I’d never really thought about this, but I imagined it would work. While skipping to the front of every line at security sounds pretty awesome, my immediate reaction is: There is no way I’m going to be so undignified as to raise my hand and say,
“Excuse me TSA. I’m on your terrorist list and am submitting myself to your intrusive search and degrading security screening. Yoo-hoo, here I am. Take me.”
I have too much self-love. No way.
Then I was flying out of Seattle one morning. I was a little late. And the line was really long. Like, really long. I was sort of in the danger zone for possibly missing my flight. And I recalled the TSA guy’s advice.
A TSA woman was going down the line asking everyone to move against the wall or something, so I waved to her and said,
“Hey, I’ve got a boarding pass with the four S’s.” I pointed at my boarding pass.
She was 30 feet away and well out of eye shot of the fine print on my boarding pass. And I never expected her response,
“Mister Young? We’ve been waiting for you. Come with me.”
She knew my name.

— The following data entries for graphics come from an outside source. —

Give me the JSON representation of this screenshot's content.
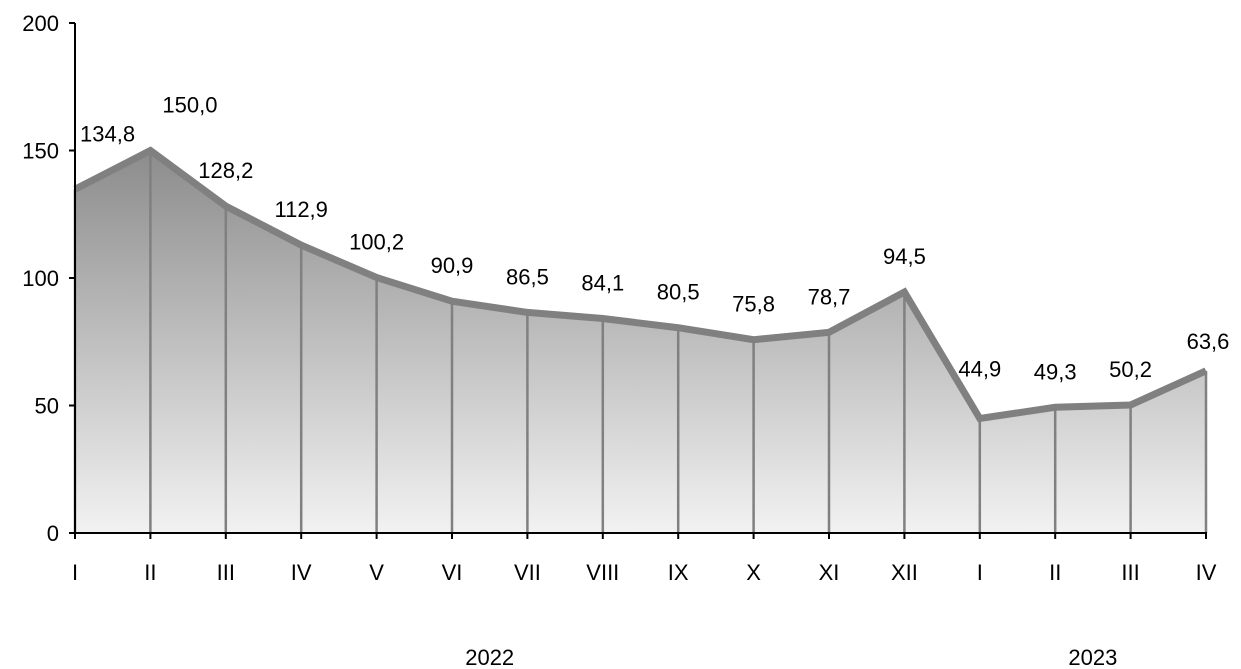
{
  "chart_data": {
    "type": "area",
    "categories": [
      "I",
      "II",
      "III",
      "IV",
      "V",
      "VI",
      "VII",
      "VIII",
      "IX",
      "X",
      "XI",
      "XII",
      "I",
      "II",
      "III",
      "IV"
    ],
    "values": [
      134.8,
      150.0,
      128.2,
      112.9,
      100.2,
      90.9,
      86.5,
      84.1,
      80.5,
      75.8,
      78.7,
      94.5,
      44.9,
      49.3,
      50.2,
      63.6
    ],
    "data_labels": [
      "134,8",
      "150,0",
      "128,2",
      "112,9",
      "100,2",
      "90,9",
      "86,5",
      "84,1",
      "80,5",
      "75,8",
      "78,7",
      "94,5",
      "44,9",
      "49,3",
      "50,2",
      "63,6"
    ],
    "year_groups": [
      {
        "label": "2022",
        "start": 0,
        "end": 11
      },
      {
        "label": "2023",
        "start": 12,
        "end": 15
      }
    ],
    "y_ticks": [
      0,
      50,
      100,
      150,
      200
    ],
    "ylim": [
      0,
      200
    ],
    "grid": false,
    "colors": {
      "line": "#808080",
      "drop_lines": "#808080",
      "fill_top": "#8c8c8c",
      "fill_bottom": "#f2f2f2",
      "axis": "#000000"
    }
  }
}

And she knew I was coming.
“What do you mean you’ve been waiting for me?” I asked.
“Follow me.” she said.
We bypassed hundreds of people and probably 30 minutes worth of line, and arrived at the podium where IDs are checked.

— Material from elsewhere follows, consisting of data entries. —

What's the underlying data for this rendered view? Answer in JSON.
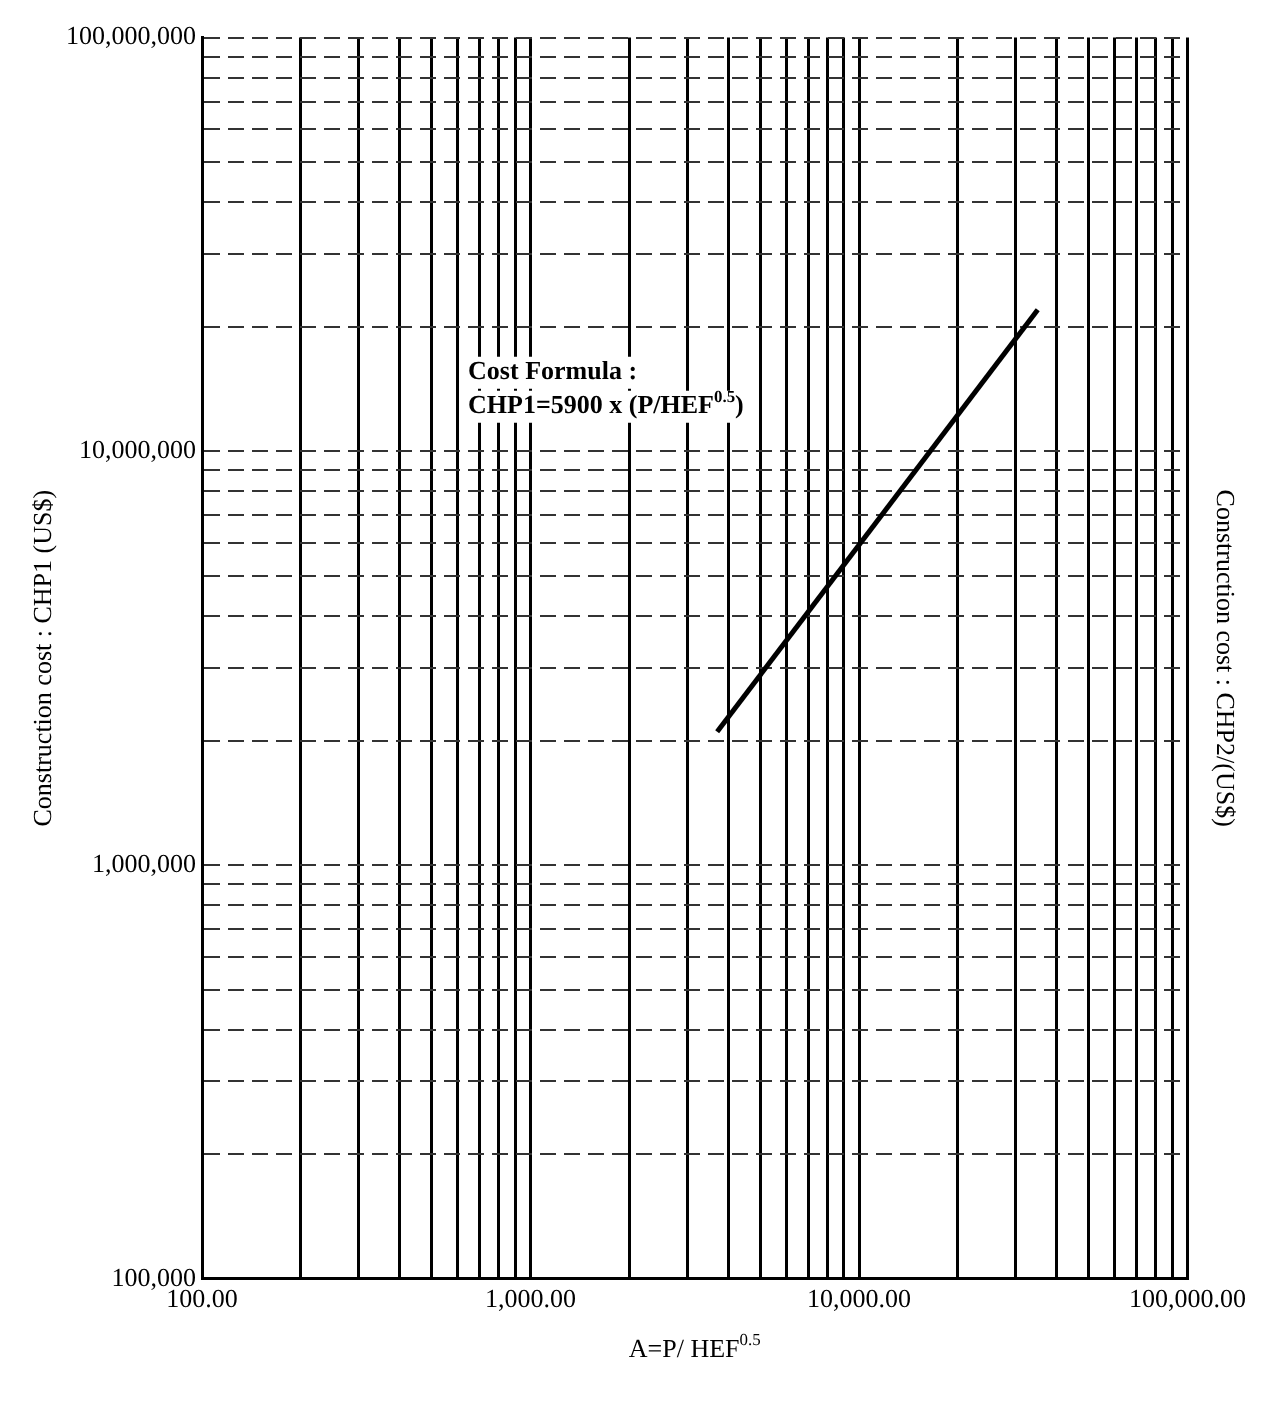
{
  "chart_data": {
    "type": "line",
    "xlabel": "A=P/ HEF$^{0.5}$",
    "ylabel": "Construction cost : CHP1 (US$)",
    "y2label": "Construction cost : CHP2/(US$)",
    "annotations": [
      "Cost Formula :",
      "CHP1=5900 x (P/HEF$^{0.5}$)"
    ],
    "x": [
      3700,
      35000
    ],
    "series": [
      {
        "color": "#000000",
        "values": [
          2100000,
          22000000
        ]
      }
    ],
    "log": "xy",
    "grid": true,
    "legend": false,
    "marker": "none",
    "line_style": "solid",
    "xlim": [
      100,
      100000
    ],
    "xticks": [
      {
        "value": 100,
        "label": "100.00"
      },
      {
        "value": 200,
        "label": null
      },
      {
        "value": 300,
        "label": null
      },
      {
        "value": 400,
        "label": null
      },
      {
        "value": 500,
        "label": null
      },
      {
        "value": 600,
        "label": null
      },
      {
        "value": 700,
        "label": null
      },
      {
        "value": 800,
        "label": null
      },
      {
        "value": 900,
        "label": null
      },
      {
        "value": 1000,
        "label": "1,000.00"
      },
      {
        "value": 2000,
        "label": null
      },
      {
        "value": 3000,
        "label": null
      },
      {
        "value": 4000,
        "label": null
      },
      {
        "value": 5000,
        "label": null
      },
      {
        "value": 6000,
        "label": null
      },
      {
        "value": 7000,
        "label": null
      },
      {
        "value": 8000,
        "label": null
      },
      {
        "value": 9000,
        "label": null
      },
      {
        "value": 10000,
        "label": "10,000.00"
      },
      {
        "value": 20000,
        "label": null
      },
      {
        "value": 30000,
        "label": null
      },
      {
        "value": 40000,
        "label": null
      },
      {
        "value": 50000,
        "label": null
      },
      {
        "value": 60000,
        "label": null
      },
      {
        "value": 70000,
        "label": null
      },
      {
        "value": 80000,
        "label": null
      },
      {
        "value": 90000,
        "label": null
      },
      {
        "value": 100000,
        "label": "100,000.00"
      }
    ],
    "ylim": [
      100000,
      100000000
    ],
    "yticks": [
      {
        "value": 100000,
        "label": "100,000"
      },
      {
        "value": 200000,
        "label": null
      },
      {
        "value": 300000,
        "label": null
      },
      {
        "value": 400000,
        "label": null
      },
      {
        "value": 500000,
        "label": null
      },
      {
        "value": 600000,
        "label": null
      },
      {
        "value": 700000,
        "label": null
      },
      {
        "value": 800000,
        "label": null
      },
      {
        "value": 900000,
        "label": null
      },
      {
        "value": 1000000,
        "label": "1,000,000"
      },
      {
        "value": 2000000,
        "label": null
      },
      {
        "value": 3000000,
        "label": null
      },
      {
        "value": 4000000,
        "label": null
      },
      {
        "value": 5000000,
        "label": null
      },
      {
        "value": 6000000,
        "label": null
      },
      {
        "value": 7000000,
        "label": null
      },
      {
        "value": 8000000,
        "label": null
      },
      {
        "value": 9000000,
        "label": null
      },
      {
        "value": 10000000,
        "label": "10,000,000"
      },
      {
        "value": 20000000,
        "label": null
      },
      {
        "value": 30000000,
        "label": null
      },
      {
        "value": 40000000,
        "label": null
      },
      {
        "value": 50000000,
        "label": null
      },
      {
        "value": 60000000,
        "label": null
      },
      {
        "value": 70000000,
        "label": null
      },
      {
        "value": 80000000,
        "label": null
      },
      {
        "value": 90000000,
        "label": null
      },
      {
        "value": 100000000,
        "label": "100,000,000"
      }
    ]
  }
}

“This is Mister Young. He’s a Selectee.” (Again, TSA code for being on The List.)
They did the drill: Scrutinizing the boarding pass, looking at me like a caged unicorn, then calling for backup. A couple of TSA agents were standing around the podium at this point.
Someone came to “assist” me through, and as we walked away, one of the agents said,
“Have fun mister Young!” Said in the most flippant way possible.
As thuggy as they are, I had never heard them get snarky. I could only infer I had been a topic of discussion at that morning’s meeting. And I had been the subject of some form of belittling ridicule, making me worthy of this understated-yet-direct mockery.
Here’s the lesson, terrorist-watch-list-inductees: They know you’re coming. Be flattered.
Maybe one of them has come across this blog.